Lesley Stones
2 October 2007
Johannesburg — THE government's policy of managed liberalisation for the telecoms sector has failed so badly that the gap between SA and the rest of the world is widening, say analysts.
While almost every other country was seeing a noticeable reduction in state intervention, SA was suffering increased state intervention in the telecoms, technology and broadcasting sectors. As a result, the country had slipped down several global benchmarking indices because of its high-priced telecoms and internet access, said Alison Gillwald, a research director at Wits University's Learning Information Networking and Knowledge (Link) Centre.
"Compared with the rest of the world we are not catching up, the gap is getting bigger," she said. "Increasing government ownership in the sector isn't inherently wrong but evidence is showing it isn't working."
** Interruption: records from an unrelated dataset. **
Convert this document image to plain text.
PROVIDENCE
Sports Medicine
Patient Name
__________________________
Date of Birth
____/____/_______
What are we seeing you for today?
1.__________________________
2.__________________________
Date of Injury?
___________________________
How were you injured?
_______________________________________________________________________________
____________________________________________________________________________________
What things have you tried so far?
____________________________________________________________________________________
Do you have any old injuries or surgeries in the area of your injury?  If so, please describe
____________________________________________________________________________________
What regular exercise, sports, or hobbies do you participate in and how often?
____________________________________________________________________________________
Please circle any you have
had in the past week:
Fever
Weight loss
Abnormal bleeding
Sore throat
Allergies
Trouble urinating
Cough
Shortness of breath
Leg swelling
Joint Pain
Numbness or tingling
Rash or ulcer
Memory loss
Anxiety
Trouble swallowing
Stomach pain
SA was "performing dismally" in the telecoms stakes, especially for broadband access and affordability, she said. The cost of fixed- line calls was extremely high and companies paid "exponentially" more for Telkom's leased lines than companies elsewhere.
The cost of cellular services was also extraordinarily high and more tariff regulations were required to break the effective duopoly of Vodacom and MTN. The cellular operators indulged in price-matching rather than real competition, Gillwald said at a media briefing last week.
James Hodge, a director of Genesis Analytics, said MTN and Vodacom were not a complete cartel, but their rates were higher in SA than in the other countries where they operated.
"If MTN can offer Uganda lower prices than they are offering us, you have to question whether there is enough pressure on them to bring down prices."
Instead of gradual price cuts every year, consumers in SA needed the regulator to impose a one-off major price cut, he said.
Gillwald said the government's desire to control the telecoms infrastructure through Telkom, Infraco and now through undersea broadband cables was a conflict of interest when the state was the policy maker as well as an industry player.
The latest decision by the communications department to ban undersea cables from landing in SA unless they were majority locally owned could prevent cheap bandwidth from reaching the country, particularly since the regulatory environment was already not conducive to foreign investment, she said.
Indian professor Mukul Gupta of the Management Development Institute in Gurgaon said SA could learn from India. Reforms to India's telecoms sector had a direct effect on slashing the cost and increasing the penetration of telephony. The resulting economic surge had moved 103- million people out of poverty.
Specific steps had been to encourage foreign investment, to ensure there were at least four cellular operators in each region, and to force down the price of bandwidth by 25% overnight.
Together, Indian operators were signing up 5-million more users every month, and customers paid the lowest call fees in the world, Gupta said.